Hale then made all of the payments due through December 31, 2000, and on February 28, 2001, filed a motion to revise the judgment of divorce entered some 12 years earlier by deleting the acceleration clause.

The lower court agreed with Hale, and entered an order stating that because the acceleration clause was “not a device permitted by the Family Law Article, it ought not to have been included in the Judgment of Divorce.  Accordingly, the [c]ourt also finds it to be an irregularity and thus subject to attack by [Hale] under Rule 2-535, albeit more than 30 days after entry of the Judgment. . . . Even if this [c]ourt’s interpretation of Rule 2-535 is deemed erroneous, the acceleration clause is essentially a nullity. . . .”

Thacker filed an appeal to the Court of Special Appeals.

On appeal, Hale argued that the acceleration clause is an impermissible penalty and that acceleration would unjustly enrich Thacker by some $270,000.  Thacker, on the other hand, argued that the acceleration clause was an integral part of the payment plan ordered, and that Hale was the one who received a windfall when the court allowed him to spread out payment of the monetary award over 20 years without interest.  Thacker pointed out that the amount of the monetary award was based on the value of the marital property at the time of divorce in 1988.

The Court of Special Appeals of Maryland began its opinion by saying that it would not decide the validity of an acceleration clause, but would assume, without deciding, that it was error to include the acceleration clause in the divorce judgment.  The Court then held, for the several reasons set forth below, that the circuit court had no authority to revise the judgment twelve years after it was enrolled.

Maryland Rule 2-535 sets forth specific grounds upon which a court can revise a judgment after 30 days have expired.  On the motion of any party filed at any time, a court may exercise revisory power and control over a judgment “in case of fraud, mistake or irregularity.” 

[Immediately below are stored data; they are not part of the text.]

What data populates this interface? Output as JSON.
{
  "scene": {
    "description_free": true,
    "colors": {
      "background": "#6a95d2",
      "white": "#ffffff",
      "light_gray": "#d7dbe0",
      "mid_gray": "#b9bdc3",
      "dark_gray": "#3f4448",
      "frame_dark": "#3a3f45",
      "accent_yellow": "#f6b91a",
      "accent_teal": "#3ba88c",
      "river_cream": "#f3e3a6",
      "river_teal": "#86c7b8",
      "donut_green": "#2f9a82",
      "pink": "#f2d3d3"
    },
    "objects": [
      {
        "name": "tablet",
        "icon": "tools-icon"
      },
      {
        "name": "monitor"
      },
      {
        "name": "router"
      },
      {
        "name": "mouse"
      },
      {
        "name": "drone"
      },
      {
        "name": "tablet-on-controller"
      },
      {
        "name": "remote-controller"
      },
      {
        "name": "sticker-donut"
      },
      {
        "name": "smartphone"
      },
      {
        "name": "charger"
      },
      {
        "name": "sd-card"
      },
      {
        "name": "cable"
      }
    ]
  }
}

The Maryland courts have generally refused to exercise revisory power over judgments “that have been called into question on their merits, rather than on the basis of questionable procedural provenance. The Court has refused to characterize challenges to the substance of judgments that were obtained through appropriate procedures as ‘irregularities.’” The Court defined “irregularity” as “a failure to follow required process or procedure.” Reviewing numerous cases interpreting Rule 2-535, the Court stated:

“The common teaching of these cases is that if the judgment under attack was entered in conformity with the practice and procedures commonly used by the court that entered it, there is no irregularity justifying the exercise of revisory powers under Rule 2-535(b).”

The Court concluded that the assumed erroneous inclusion of an acceleration clause in an enrolled judgment was not an “irregularity” within the meaning of Rule 2-535. The Court stated: “To the extent that McClayton [v. McClayton, 68 Md. App. 615 (1986),] may be construed to stand for the proposition that the erroneous inclusion of an impermissible term in the monetary award provisions of a divorce judgment is an ‘irregularity,’ we conclude that [McClayton] is wrong.”

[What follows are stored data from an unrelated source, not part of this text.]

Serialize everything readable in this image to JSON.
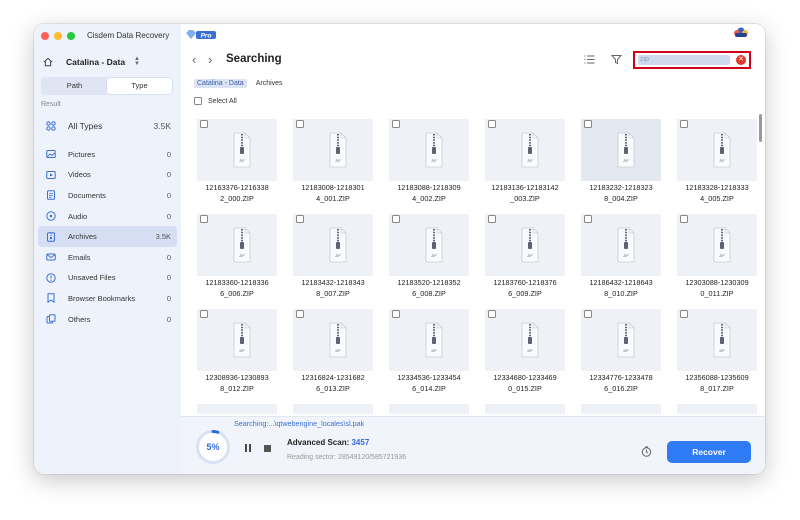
{
  "app": {
    "title": "Cisdem Data Recovery",
    "badge": "Pro"
  },
  "sidebar": {
    "drive": "Catalina - Data",
    "tabs": [
      {
        "label": "Path"
      },
      {
        "label": "Type"
      }
    ],
    "result_label": "Result",
    "categories": [
      {
        "label": "All Types",
        "count": "3.5K",
        "icon": "grid-icon"
      },
      {
        "label": "Pictures",
        "count": "0",
        "icon": "picture-icon"
      },
      {
        "label": "Videos",
        "count": "0",
        "icon": "video-icon"
      },
      {
        "label": "Documents",
        "count": "0",
        "icon": "document-icon"
      },
      {
        "label": "Audio",
        "count": "0",
        "icon": "audio-icon"
      },
      {
        "label": "Archives",
        "count": "3.5K",
        "icon": "archive-icon"
      },
      {
        "label": "Emails",
        "count": "0",
        "icon": "email-icon"
      },
      {
        "label": "Unsaved Files",
        "count": "0",
        "icon": "unsaved-icon"
      },
      {
        "label": "Browser Bookmarks",
        "count": "0",
        "icon": "bookmark-icon"
      },
      {
        "label": "Others",
        "count": "0",
        "icon": "others-icon"
      }
    ]
  },
  "main": {
    "title": "Searching",
    "search": {
      "value": "zip"
    },
    "breadcrumb": [
      "Catalina - Data",
      "Archives"
    ],
    "select_all": "Select All",
    "files": [
      "12163376-12163382_000.ZIP",
      "12183008-12183014_001.ZIP",
      "12183088-12183094_002.ZIP",
      "12183136-12183142_003.ZIP",
      "12183232-12183238_004.ZIP",
      "12183328-12183334_005.ZIP",
      "12183360-12183366_006.ZIP",
      "12183432-12183438_007.ZIP",
      "12183520-12183526_008.ZIP",
      "12183760-12183766_009.ZIP",
      "12186432-12186438_010.ZIP",
      "12303088-12303090_011.ZIP",
      "12308936-12308938_012.ZIP",
      "12316824-12316826_013.ZIP",
      "12334536-12334546_014.ZIP",
      "12334680-12334690_015.ZIP",
      "12334776-12334786_016.ZIP",
      "12356088-12356098_017.ZIP"
    ],
    "file_names_wrapped": [
      [
        "12163376-1216338",
        "2_000.ZIP"
      ],
      [
        "12183008-1218301",
        "4_001.ZIP"
      ],
      [
        "12183088-1218309",
        "4_002.ZIP"
      ],
      [
        "12183136-12183142",
        "_003.ZIP"
      ],
      [
        "12183232-1218323",
        "8_004.ZIP"
      ],
      [
        "12183328-1218333",
        "4_005.ZIP"
      ],
      [
        "12183360-1218336",
        "6_006.ZIP"
      ],
      [
        "12183432-1218343",
        "8_007.ZIP"
      ],
      [
        "12183520-1218352",
        "6_008.ZIP"
      ],
      [
        "12183760-1218376",
        "6_009.ZIP"
      ],
      [
        "12186432-1218643",
        "8_010.ZIP"
      ],
      [
        "12303088-1230309",
        "0_011.ZIP"
      ],
      [
        "12308936-1230893",
        "8_012.ZIP"
      ],
      [
        "12316824-1231682",
        "6_013.ZIP"
      ],
      [
        "12334536-1233454",
        "6_014.ZIP"
      ],
      [
        "12334680-1233469",
        "0_015.ZIP"
      ],
      [
        "12334776-1233478",
        "6_016.ZIP"
      ],
      [
        "12356088-1235609",
        "8_017.ZIP"
      ]
    ],
    "selected_index": 4
  },
  "status": {
    "searching_path": "Searching:...\\qtwebengine_locales\\sl.pak",
    "progress_percent": 5,
    "progress_label": "5%",
    "advanced_scan_label": "Advanced Scan:",
    "advanced_scan_count": "3457",
    "reading_sector": "Reading sector: 28549120/585721936",
    "recover_label": "Recover"
  },
  "colors": {
    "accent": "#2f7bf5",
    "highlight_border": "#d0021b",
    "sidebar_bg": "#eef2fb",
    "active_item": "#d5def3"
  }
}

The Court also rejected Hale’s argument that the acceleration clause was a “jurisdictional error.” Further, the Court ruled that Hale had not acted with “ordinary diligence” in waiting twelve years to challenge the acceleration clause. The judgment of the circuit court was reversed, and the case was remanded for further proceedings.

Sheila F. Thacker v. Edwin F. Hale, Sr., No. 0532, September Term 2001, in the Court of Special Appeals of Maryland, filed May 2, 2002.